Samuel Eto'o : mon cycle en Espagne touche à sa fin
C'est le dernier scoop alléchant de la planète football : Eto'o en a marre de ne
rien gagner avec le Barça. Celui qui a toujours fait jouer sa bonne humeur sur le
terrain, qui a été le premier à calmer les hostilités en défendant Ronaldinho, encensant
Henry, Messi ou Bojan a changé. Fini le temps des sourires et de la langue de bois,
le Camerounais critique ouvertement son club, et affiche son désir de changer d'air
à moins de gagner des titres. Est-ce une réelle volonté d'aller voir ailleurs, ou
un simple stratagème du goléador pour remobiliser troupes et dirigeants ? Il est
clair en tout cas que Barcelone survivrait très mal à un départ de celui qui n'en
finit plus de battre des records avec le club, et il ne serait pas étonnant de voir
les dirigeants s'activer sur le marché pour recruter des joueurs d'un calibre suffisant
pour permettre au club catalan de retrouver le chemin de la victoire.
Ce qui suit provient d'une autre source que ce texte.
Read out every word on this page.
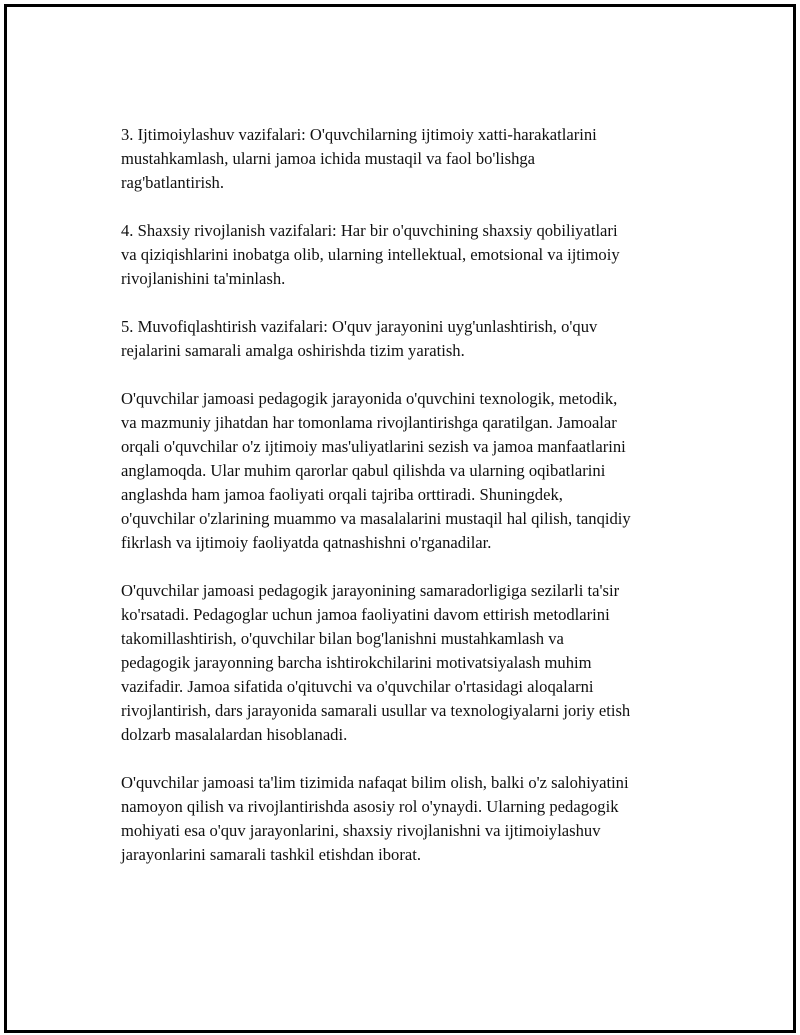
3. Ijtimoiylashuv vazifalari: O'quvchilarning ijtimoiy xatti-harakatlarini
mustahkamlash, ularni jamoa ichida mustaqil va faol bo'lishga
rag'batlantirish.

4. Shaxsiy rivojlanish vazifalari: Har bir o'quvchining shaxsiy qobiliyatlari
va qiziqishlarini inobatga olib, ularning intellektual, emotsional va ijtimoiy
rivojlanishini ta'minlash.

5. Muvofiqlashtirish vazifalari: O'quv jarayonini uyg'unlashtirish, o'quv
rejalarini samarali amalga oshirishda tizim yaratish.

O'quvchilar jamoasi pedagogik jarayonida o'quvchini texnologik, metodik,
va mazmuniy jihatdan har tomonlama rivojlantirishga qaratilgan. Jamoalar
orqali o'quvchilar o'z ijtimoiy mas'uliyatlarini sezish va jamoa manfaatlarini
anglamoqda. Ular muhim qarorlar qabul qilishda va ularning oqibatlarini
anglashda ham jamoa faoliyati orqali tajriba orttiradi. Shuningdek,
o'quvchilar o'zlarining muammo va masalalarini mustaqil hal qilish, tanqidiy
fikrlash va ijtimoiy faoliyatda qatnashishni o'rganadilar.

O'quvchilar jamoasi pedagogik jarayonining samaradorligiga sezilarli ta'sir
ko'rsatadi. Pedagoglar uchun jamoa faoliyatini davom ettirish metodlarini
takomillashtirish, o'quvchilar bilan bog'lanishni mustahkamlash va
pedagogik jarayonning barcha ishtirokchilarini motivatsiyalash muhim
vazifadir. Jamoa sifatida o'qituvchi va o'quvchilar o'rtasidagi aloqalarni
rivojlantirish, dars jarayonida samarali usullar va texnologiyalarni joriy etish
dolzarb masalalardan hisoblanadi.

O'quvchilar jamoasi ta'lim tizimida nafaqat bilim olish, balki o'z salohiyatini
namoyon qilish va rivojlantirishda asosiy rol o'ynaydi. Ularning pedagogik
mohiyati esa o'quv jarayonlarini, shaxsiy rivojlanishni va ijtimoiylashuv
jarayonlarini samarali tashkil etishdan iborat.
Partir, est-ce toujours la solution ?
Si on peut comprendre la lassitude d'Eto'o, qui sur le terrain semble être le seul
à s'activer, à avoir encore l'envie et la volonté de gagner, on ne peut qu'être
pessimiste quant à son projet de partir chercher les récompenses en
Italie ou en
Angleterre. En effet, les exemples sont nombreux de superstars qui, au sommet de
leur gloire ont décidé d'aller dans d'autres clubs, pour un meilleur salaire, une
perspective de titre, ou la recherche d'un ballon d'or. Et en général, ça n'a pas
toujours été un succès.
L'exemple le plus criant se trouve aux côtés de l'attaquant, en attaque. En effet,
Henry a longtemps pesté contre dirigeants et staff d'Arsenal pour les pousser à
recruter, affirmant être tenté d'aller voir ailleurs. Lassé par le manque d'ambition
de son club qui n'a jamais réellement recruté de gros calibre, il a fini par s'en
aller pour venir à Barcelone. Même si la saison n'est pas finie, on peut dire aujourd'hui
que c'est un échec personnel et collectif. Les performances d'Henry peinent à venir,
et le club patauge, tandis qu'Arsenal a illuminé l'Europe, même s'ils n'auront pas
de titre. Nul doute qu'avec l'apport de l'international français, les Gunners auraient
raflé la cagnote en terme de titres.
Et l'histoire est souvent
bien cruelle. Patrick Vieira avait lui aussi quitté Arsenal pour la Juve, plus costaude
et plus mature selon lui en coupes d'Europe. L'année d'après, Vieira et ses nouveaux
coéquipiers avaient été éliminés en ligue des champions par... Arsenal. Même sanction
pour Owen, qui avait quitté Liverpool, fatigué de courrir après la 4e place et de
ne jamais aller très loin en ligue des champions. Depuis, ses ex-coéquipiers ont
gagné une C1, disputé une finale et joueront demain une demi-finale. Ronaldo avait
lui aussi rejoint les galactiques pour trouver la seule récompense qui l'a toujours,
fui, ce fut un échec total.
Shevshenko, Emerson, Anelka... Les exemples sont nombreux de joueurs ayant décidé
de changer de cap alors que tout allait bien, et qui se sont cassé le nez.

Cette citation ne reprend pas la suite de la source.